“The art of medicine is thus divided among them (Egyptians). Each physician applies himself to one disease only and not more. All places abound in physicians; some physicians are for the eyes, others for the teeth, others for the parts about the belly, and others for internal disorders.”—(Herodotus, “Euterpe,” p. 82.)
Hone shows that every joint of the fingers was dedicated to some saint.—(See his “Every-Day Book,” vol. ii. p. 48.)
“But, under the venerated name of Hermes, were issued books of astronomical forecasts of diseases, setting forth the evil influence of malignant stars upon the unborn; telling how the right eye is under the sun, the left under the moon, the hearing under Saturn, the brain under Jupiter, the tongue and throat under Mercury, smelling and tasting under Venus, the parts that have blood under Mars.... The early centuries next after the Christian era produced a rank crop of literary forgeries.”—(See “Saxon Leechdoms,” vol. iii. pp. 11, 12.)
“The New Zealanders gave a separate deity to each part of the body.”—(“Folk-Medicine,” Black, p. 11.)

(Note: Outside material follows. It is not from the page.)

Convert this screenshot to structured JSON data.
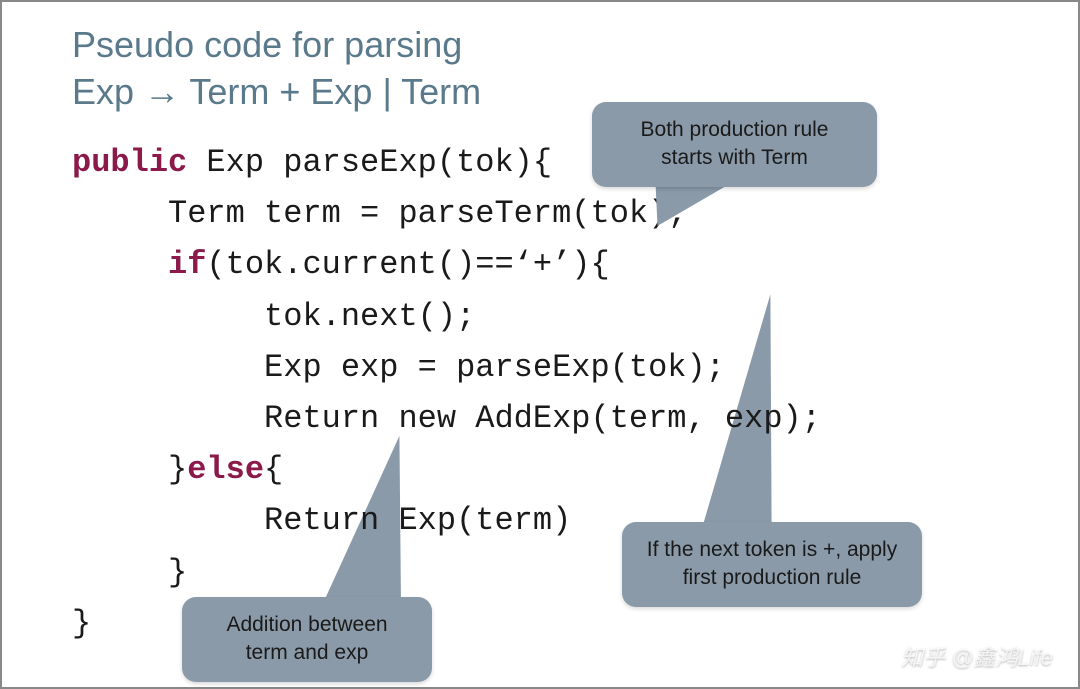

The interview between Moses and Jehovah, where the latter refused to allow the prophet to see the glory of his face, but made him content himself with a view of his posterior, indicates that the sacred writers of the earlier periods were living in an atmosphere of thought which accepted all such ideas as those surrounding the Bel-Phegorian ceremonials.
The Hebrews believed that Jehovah should be propitiated with sweet savors:[57] “Offer up a sweet savor unto the Lord.” Bel-Phegor and other deities of the gentiles, who were the gods of particular parts of the human body, would, in all probability, be pleased with oblations coming especially from that particular part; thus, the god of Hunting had offerings of game; the gods of the Seas had sacrifices of fish; babies were offered to the deities of Childbirth; therefore the gods of the fundament should, naturally, be regaled with excrement and flatulence.
Harington calls attention to David’s prophecy in the 77th Psalm: “Percussit inimicos suos in posteriores, opprobrium sempiternum dedit illis.” “He smote his enemies in the hinder parts and put them to a perpetual shame.”—(“Ajax,” p. 25.)
The absence of unity is the characteristic of all primitive forms of religious thought; hence, the various differentiations mentioned above occur as a matter of religious necessity.
Among the practices prohibited by the Taoist religion: “A man must not sing and dance on the last day of the moon.... Must not weep, spit, or be guilty of other indecency towards the North.”—(Legge, “Religions of China,” p. 187.)